Алле он поцеловал ручку, чем сразу ее покорил.

— Вот что значит во дворцах работать, — с подспудным укором мужу сказала она. — Сразу их духом проникаешься. Прямо как фрейлине. А от этих, современных, разве дождешься! Никита, из меня вышла бы фрейлина?

— Какая фрейлина? Царица! — закричал Витька.

Никита Панич похож был на Гоголя: длинноносый, глаза близко к переносице — и прическа, словно нарочно, в точности как да хрестоматийном портрете Моллера, что в Третьяковке.

— Не засматривайся! — закричал Витька. — Уже забито! Буду писать полотно шесть на девять: «Молодой Гоголь в ночь под рождество на хуторе близ Диканьки»!

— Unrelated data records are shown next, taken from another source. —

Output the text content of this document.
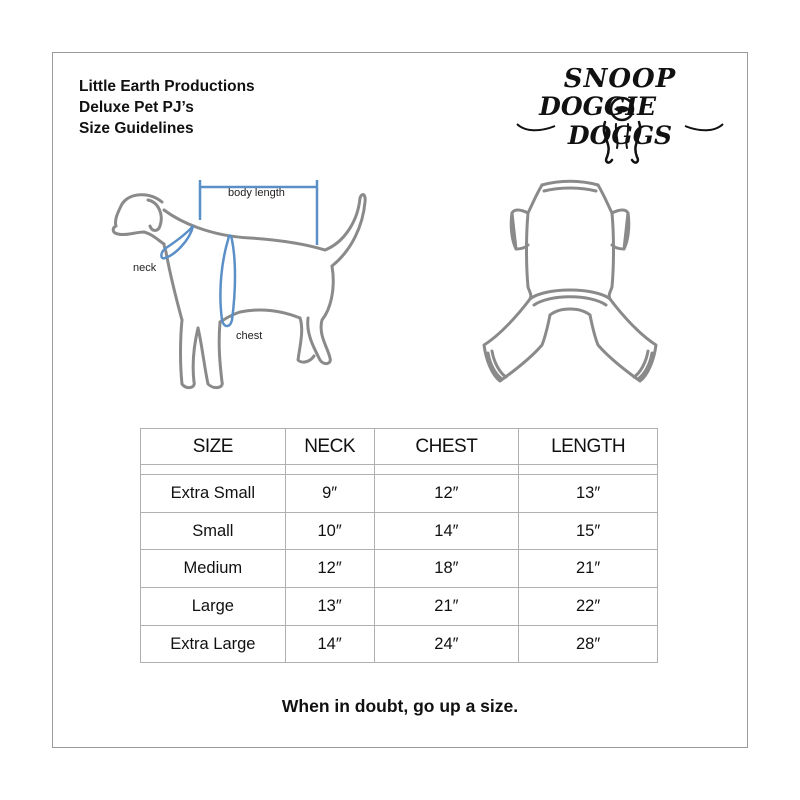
Little Earth Productions
Deluxe Pet PJ’s
Size Guidelines
SNOOP
DOGGIE  DOGGS
body length
neck
chest
SIZE	NECK	CHEST	LENGTH

Extra Small	9″	12″	13″
Small	10″	14″	15″
Medium	12″	18″	21″
Large	13″	21″	22″
Extra Large	14″	24″	28″
When in doubt, go up a size.
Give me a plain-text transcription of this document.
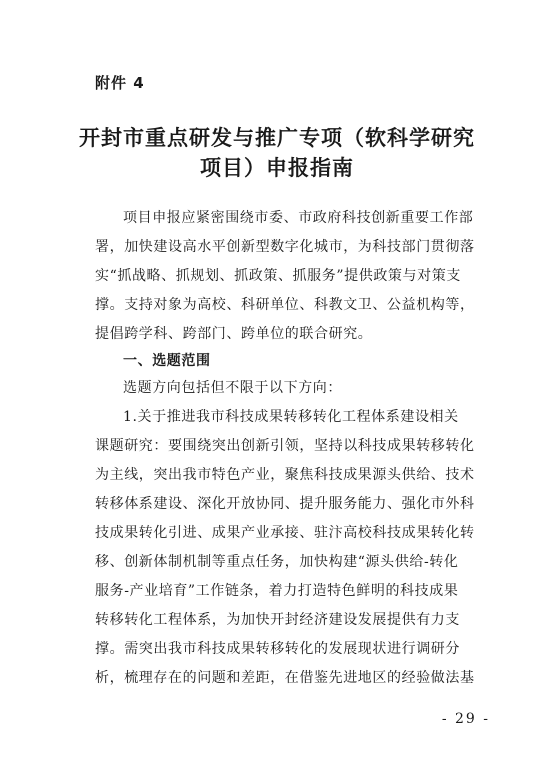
附件 4
开封市重点研发与推广专项（软科学研究
项目）申报指南
项目申报应紧密围绕市委、市政府科技创新重要工作部
署，加快建设高水平创新型数字化城市，为科技部门贯彻落
实“抓战略、抓规划、抓政策、抓服务”提供政策与对策支
撑。支持对象为高校、科研单位、科教文卫、公益机构等，
提倡跨学科、跨部门、跨单位的联合研究。
一、选题范围
选题方向包括但不限于以下方向：
1.关于推进我市科技成果转移转化工程体系建设相关
课题研究：要围绕突出创新引领，坚持以科技成果转移转化
为主线，突出我市特色产业，聚焦科技成果源头供给、技术
转移体系建设、深化开放协同、提升服务能力、强化市外科
技成果转化引进、成果产业承接、驻汴高校科技成果转化转
移、创新体制机制等重点任务，加快构建“源头供给-转化
服务-产业培育”工作链条，着力打造特色鲜明的科技成果
转移转化工程体系，为加快开封经济建设发展提供有力支
撑。需突出我市科技成果转移转化的发展现状进行调研分
析，梳理存在的问题和差距，在借鉴先进地区的经验做法基
- 29 -
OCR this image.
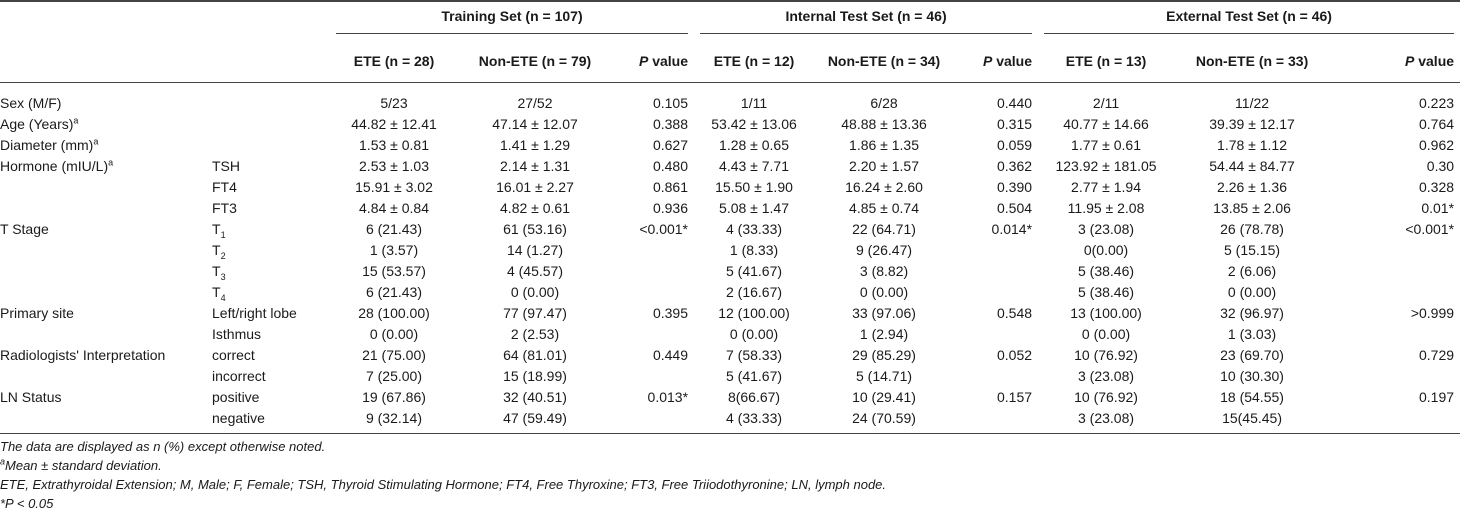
		Training Set (n = 107)			Internal Test Set (n = 46)			External Test Set (n = 46)		

		ETE (n = 28)	Non-ETE (n = 79)	P value	ETE (n = 12)	Non-ETE (n = 34)	P value	ETE (n = 13)	Non-ETE (n = 33)	P value
Sex (M/F)		5/23	27/52	0.105	1/11	6/28	0.440	2/11	11/22	0.223
Age (Years)$^a$		44.82 ± 12.41	47.14 ± 12.07	0.388	53.42 ± 13.06	48.88 ± 13.36	0.315	40.77 ± 14.66	39.39 ± 12.17	0.764
Diameter (mm)$^a$		1.53 ± 0.81	1.41 ± 1.29	0.627	1.28 ± 0.65	1.86 ± 1.35	0.059	1.77 ± 0.61	1.78 ± 1.12	0.962
Hormone $(mIU/L)^a$	TSH	2.53 ± 1.03	2.14 ± 1.31	0.480	4.43 ± 7.71	2.20 ± 1.57	0.362	123.92 ± 181.05	54.44 ± 84.77	0.30
	FT4	15.91 ± 3.02	16.01 ± 2.27	0.861	15.50 ± 1.90	16.24 ± 2.60	0.390	2.77 ± 1.94	2.26 ± 1.36	0.328
	FT3	4.84 ± 0.84	4.82 ± 0.61	0.936	5.08 ± 1.47	4.85 ± 0.74	0.504	11.95 ± 2.08	13.85 ± 2.06	0.01*
T Stage	$T_1$	6 (21.43)	61 (53.16)	<0.001*	4 (33.33)	22 (64.71)	0.014*	3 (23.08)	26 (78.78)	<0.001*
	$T_2$	1 (3.57)	14 (1.27)		1 (8.33)	9 (26.47)		0(0.00)	5 (15.15)	
	$T_3$	15 (53.57)	4 (45.57)		5 (41.67)	3 (8.82)		5 (38.46)	2 (6.06)	
	$T_4$	6 (21.43)	0 (0.00)		2 (16.67)	0 (0.00)		5 (38.46)	0 (0.00)	
Primary site	Left/right lobe	28 (100.00)	77 (97.47)	0.395	12 (100.00)	33 (97.06)	0.548	13 (100.00)	32 (96.97)	>0.999
	Isthmus	0 (0.00)	2 (2.53)		0 (0.00)	1 (2.94)		0 (0.00)	1 (3.03)	
Radiologists' Interpretation	correct	21 (75.00)	64 (81.01)	0.449	7 (58.33)	29 (85.29)	0.052	10 (76.92)	23 (69.70)	0.729
	incorrect	7 (25.00)	15 (18.99)		5 (41.67)	5 (14.71)		3 (23.08)	10 (30.30)	
LN Status	positive	19 (67.86)	32 (40.51)	0.013*	8(66.67)	10 (29.41)	0.157	10 (76.92)	18 (54.55)	0.197
	negative	9 (32.14)	47 (59.49)		4 (33.33)	24 (70.59)		3 (23.08)	15(45.45)	
The data are displayed as n (%) except otherwise noted.
$^a$Mean ± standard deviation.
ETE, Extrathyroidal Extension; M, Male; F, Female; TSH, Thyroid Stimulating Hormone; FT4, Free Thyroxine; FT3, Free Triiodothyronine; LN, lymph node.
*P < 0.05
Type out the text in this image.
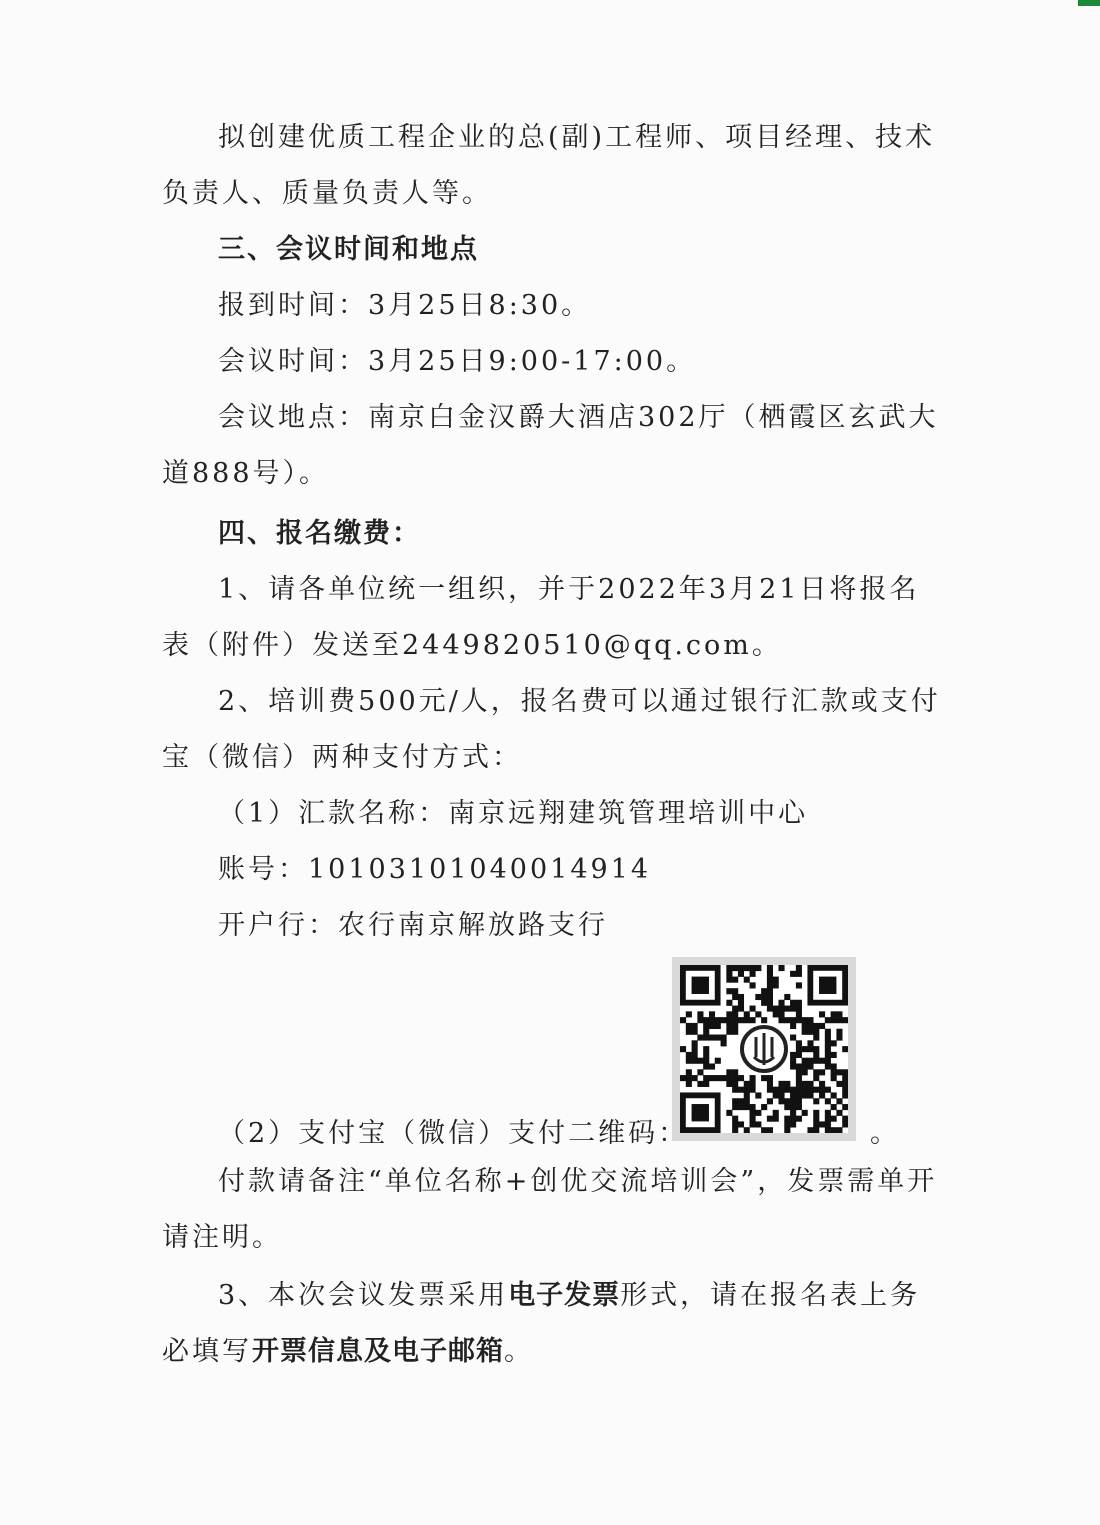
拟创建优质工程企业的总(副)工程师、项目经理、技术
负责人、质量负责人等。
三、会议时间和地点
报到时间：3月25日8:30。
会议时间：3月25日9:00-17:00。
会议地点：南京白金汉爵大酒店302厅（栖霞区玄武大
道888号）。
四、报名缴费：
1、请各单位统一组织，并于2022年3月21日将报名
表（附件）发送至2449820510@qq.com。
2、培训费500元/人，报名费可以通过银行汇款或支付
宝（微信）两种支付方式：
（1）汇款名称：南京远翔建筑管理培训中心
账号：10103101040014914
开户行：农行南京解放路支行
（2）支付宝（微信）支付二维码：	。
付款请备注“单位名称+创优交流培训会”，发票需单开
请注明。
3、本次会议发票采用电子发票形式，请在报名表上务
必填写开票信息及电子邮箱。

Не сняв старых растоптанных сандалий — Алла берегла полы и заставляла гостей надевать тапки, но Витьки стеснялась, — он заглянул в комнату:

— Ивана Андреевича, крестника моего, нет как всегда? Будущего баснописца. Или борзописца — не знаю. Все держите в бабушкином лицее? В счастливом отдалении? Мудро! А мои говнюшечки все дома вверх дном — в голове сплошной звон. И уксуса в магазинах нет, чтобы на лоб примочки класть.

Витька Зимин очень любил своих трех дочек, и «говнюшечки» в его устах звучали ласкательно. Он вообще следовал нынешней странной моде среди образованных людей и обильно вставлял в речь слова, по традиции считающиеся неудобными как в печати, так и в обществе. Произносил он эти слова, на слух Андрея, немного неумело, да и вообще вся эта мода казалась Андрею нелепой и противной: оттого, наверное, что мат постоянно звучал вокруг него с самого детства, звучал не как экзотический словесный орнамент, а тяжело, липко, неизбежно. И сейчас он радовался, что покинул среду, где без привычной брани никакая речь не молвится, — и вдруг оказалось, что культурные люди учатся тем же постыдным словесам. Сам Андрей давно уже не матерился, и восхищение, с которым нынешние ходоки в народ рассказывают о каком-нибудь легендарном боцмане, загибающем семи- и девятиэтажно и якобы ни разу не повторяющемся, казалось ему просто детским.